Quelles sont les actions marquantes de Tocqueville Académie sur le continent africain?

Mon objectif est de former les élus et de faire comprendre qu’un bulletin de vote vaut mieux qu’une kalachnikov. Aujourd’hui l’Afrique a besoin de paix. La démocratie en est le chemin. Plutôt que d’avoir recours à la force par  des coups d’Etat, nous pouvons, par les urnes, apporter du changement. Une fois ce message passé, nous  formons alors à comment organiser et mener une campagne électorale.

En RDC, il y a eu une passation de pouvoir sans guerre grâce à la démocratie 

Aujourd’hui les gens recourent à la force car ils ne croient pas en la démocratie. Je prends en exemple la RDC où j’ai été : il y’a quelques années de cela, c’était très difficile. Les gens croyaient plus en la kalachnikov qu’à la force des urnes. Aujourd’hui les congolais ont réussi à changer  le pouvoir avec les urnes ! Beaucoup ne croyait pas au départ de Kabila. Ce n’est peut-être pas le meilleur exercice de démocratie et nous pouvons le critiquer, comme nous pouvons d’ailleurs critiquer tous les systèmes dans le monde. Mais ce qui s’est passé à Kinshasa est  tout de même un exemple qui montre que l’on peut changer le pouvoir par les urnes. Même si les résultats ont été discutés, il y’a quand même eu une passation de pouvoir sans guerre, grâce à la démocratie.

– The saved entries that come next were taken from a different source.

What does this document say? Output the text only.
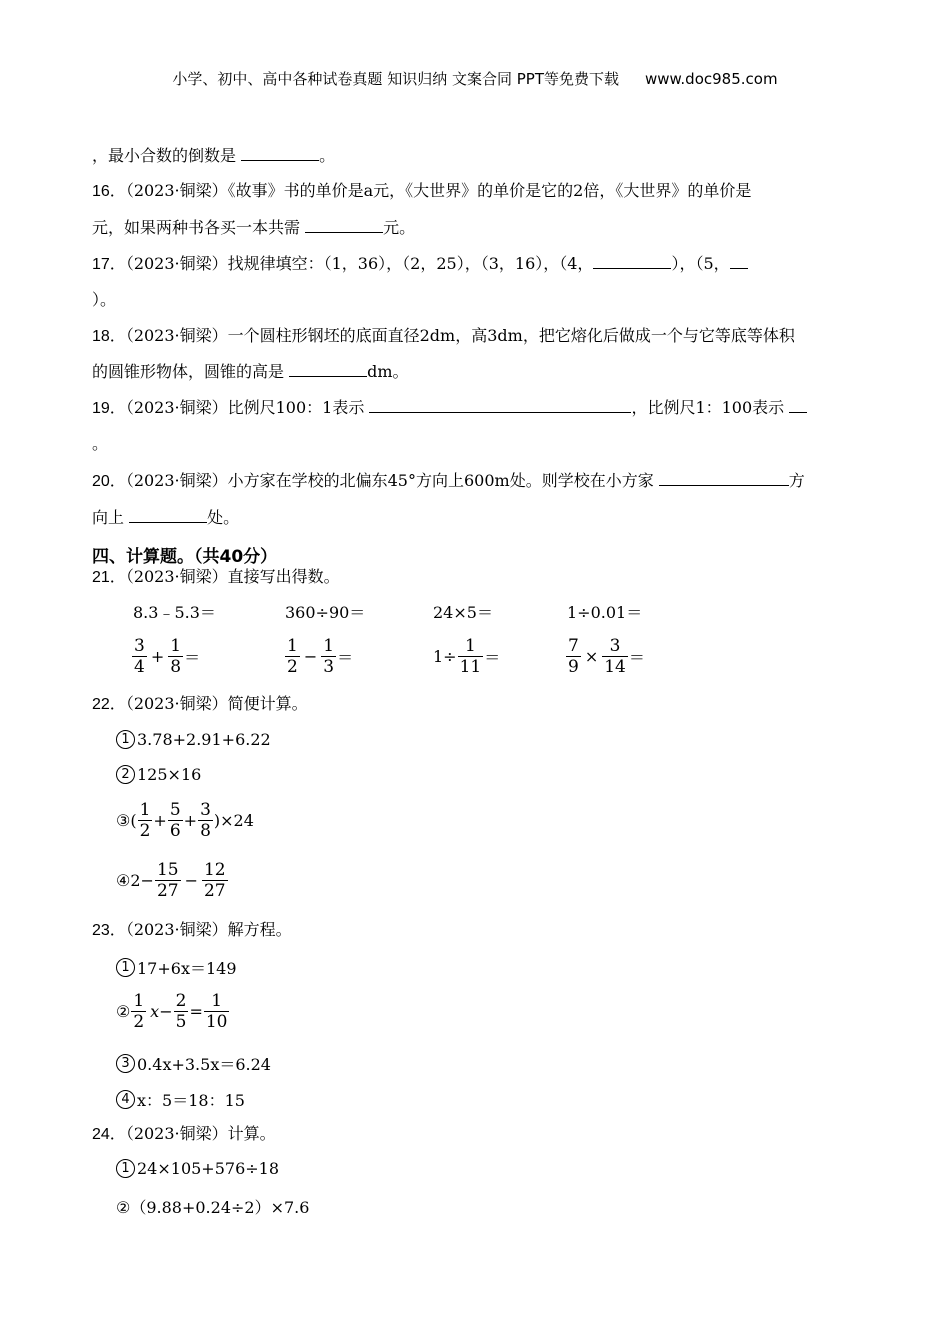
小学、初中、高中各种试卷真题 知识归纳 文案合同 PPT等免费下载 www.doc985.com
，最小合数的倒数是	。
16．（2023·铜梁）《故事》书的单价是a元，《大世界》的单价是它的2倍，《大世界》的单价是
元，如果两种书各买一本共需	元。
17．（2023·铜梁）找规律填空：（1，36），（2，25），（3，16），（4，	），（5，
）。
18．（2023·铜梁）一个圆柱形钢坯的底面直径2dm，高3dm，把它熔化后做成一个与它等底等体积
的圆锥形物体，圆锥的高是	dm。
19．（2023·铜梁）比例尺100：1表示	，比例尺1：100表示
。
20．（2023·铜梁）小方家在学校的北偏东45°方向上600m处。则学校在小方家	方
向上	处。
四、计算题。（共40分）
21．（2023·铜梁）直接写出得数。
8.3﹣5.3＝	360÷90＝	24×5＝	1÷0.01＝
$\frac{3}{4} + \frac{1}{8}$ ＝	$\frac{1}{2} - \frac{1}{3}$ ＝	$1\div \frac{1}{11}$ ＝	$\frac{7}{9} \times \frac{3}{14}$ ＝
22．（2023·铜梁）简便计算。
1 3.78+2.91+6.22
2 125×16
③ ( $\frac{1}{2} + \frac{5}{6} + \frac{3}{8} )\times 24$
④ $2- \frac{15}{27} - \frac{12}{27}$
23．（2023·铜梁）解方程。
1 17+6x＝149
② $\frac{1}{2} x- \frac{2}{5} = \frac{1}{10}$
3 0.4x+3.5x＝6.24
4 x：5＝18：15
24．（2023·铜梁）计算。
1 24×105+576÷18
②（9.88+0.24÷2）×7.6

Et ça, j’y crois beaucoup !

Conseiller à la mairie du 16ème arrondissement, vous êtes délégué aux ambassades dont celles des pays africains. Quel rôle avez-vous auprès des ambassades africaines?

Le 16ème arrondissement a la particularité  d’avoir presque 70% des ambassades et consulats présents dans Paris. Avec Danielle Giazzi, la maire, nous avons souhaité avoir un contact direct avec ces ambassades. Je suis donc en contact avec les pays d’Afrique comme avec d’autres. Nous sommes souvent sur des aspects pratiques. Par ailleurs, les pays africains se rapprochent de nous  – parce que c’est leur rôle en tant qu’ambassades – pour entrer en relation avec les élus et parler de la situation au plus haut niveau, comme de démocratie ou de leur positionnement en France. Récemment, j’ai rencontré son Excellence Amara Camara, l’ambassadeur de Guinée – Conacky, à qui j’ai fait des propositions en lien avec Tocqueville Académie. La seule chose que je demande, c’est d’intégrer dans ces formations les élus de la majorité et ceux de l’opposition. Ce serait un pas positif pour la démocratie en Afrique.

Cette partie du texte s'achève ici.